Chapter 2

205 11 6
                                    

I don't recall what made me think to wake up at that peculiar moment. All I know for sure is merely through instinct. A screaming conscience shrieking, "Get the fuck up! Something is wrong. Very wrong."

My heart leapt to my throat when I climbed out of my bed. I cautiously stepped across my room and put an ear to the wall. My mother was not snoring, in fact I couldn't even here her breathing. Yes, something is wrong, terribly wrong.

I was half expecting her to be in the bathroom puking up her dinner as well as her gin. Oh, how I was wrong! My palm slipped on the smooth door knob with sweat. I held my breath, shut my eyes, and stepped through the threshold. I yelped with fright as my eyes stared in horror.

What I saw before me will forever be etched within my memory. Her skin so grey, so cold. Her mouth hanging slightly ajar. Her eyes were a dulled brown, a color without it's light, without it's livelihood. A thin line of crimson trickled down her throat as the rope cut into her fragile skin. Clutched in her hand was a letter. A piece of her held so tightly in the grasp of death. This letter was addressed to me, and only me.

My breath caught as one single thought drifted through my mind:"Why am I not grieving, why don't I feel pain?" As if to answer my question, I took her letter. In my hands could be anything. Maybe even the answer to my questions. One can only hope for the answers.

Scrawled thinly across the worn paper were two words that I knew very well were never ever uttered by my mother: I'm sorry. Can two simple words cripple you from strength? Crush you to vulnerability? Tears burned in my eyes, seared my cheeks. I cried out like never before. My brick wall crashed down on me. With my guard down, there was only pain, only weakness. I held my head in my hands as I shook with sobs.
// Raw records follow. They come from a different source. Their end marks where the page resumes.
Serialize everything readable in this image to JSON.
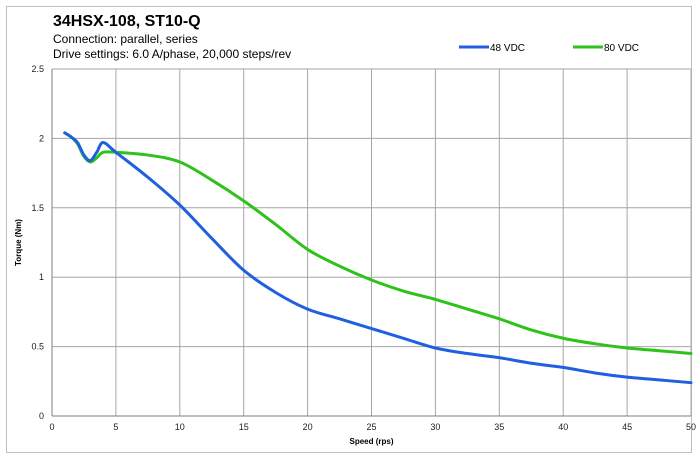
{
  "chart_data": {
    "type": "line",
    "title": "34HSX-108, ST10-Q",
    "subtitle_lines": [
      "Connection: parallel, series",
      "Drive settings: 6.0 A/phase, 20,000 steps/rev"
    ],
    "xlabel": "Speed (rps)",
    "ylabel": "Torque (Nm)",
    "xlim": [
      0,
      50
    ],
    "ylim": [
      0,
      2.5
    ],
    "xticks": [
      "0",
      "5",
      "10",
      "15",
      "20",
      "25",
      "30",
      "35",
      "40",
      "45",
      "50"
    ],
    "yticks": [
      "0",
      "0.5",
      "1",
      "1.5",
      "2",
      "2.5"
    ],
    "grid": true,
    "legend": "top-right",
    "series": [
      {
        "name": "48 VDC",
        "color": "#1f5fe0",
        "x": [
          1,
          1.5,
          2,
          2.5,
          3,
          3.5,
          4,
          5,
          7.5,
          10,
          12.5,
          15,
          17.5,
          20,
          22.5,
          25,
          27.5,
          30,
          32.5,
          35,
          37.5,
          40,
          42.5,
          45,
          47.5,
          50
        ],
        "y": [
          2.04,
          2.01,
          1.97,
          1.88,
          1.84,
          1.9,
          1.97,
          1.9,
          1.72,
          1.52,
          1.28,
          1.05,
          0.89,
          0.77,
          0.7,
          0.63,
          0.56,
          0.49,
          0.45,
          0.42,
          0.38,
          0.35,
          0.31,
          0.28,
          0.26,
          0.24
        ]
      },
      {
        "name": "80 VDC",
        "color": "#2ec21b",
        "x": [
          1,
          1.5,
          2,
          2.5,
          3,
          3.5,
          4,
          5,
          7.5,
          10,
          12.5,
          15,
          17.5,
          20,
          22.5,
          25,
          27.5,
          30,
          32.5,
          35,
          37.5,
          40,
          42.5,
          45,
          47.5,
          50
        ],
        "y": [
          2.04,
          2.01,
          1.96,
          1.87,
          1.83,
          1.86,
          1.9,
          1.9,
          1.88,
          1.83,
          1.7,
          1.55,
          1.38,
          1.2,
          1.08,
          0.98,
          0.9,
          0.84,
          0.77,
          0.7,
          0.62,
          0.56,
          0.52,
          0.49,
          0.47,
          0.45
        ]
      }
    ]
  }
}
How was I to know her apology was genuine? She can't expect me to forgive her for this. After everything she did to me, she still begs my forgiveness for killing herself. What a selfish bitch! I will not feel grief for my mothers death, it is not my place. She showed no kindness, no sympathy toward me. Yet she would rather die than to start now.

So I say this as I have said it many times before, she was no mother to me. But then again, who is?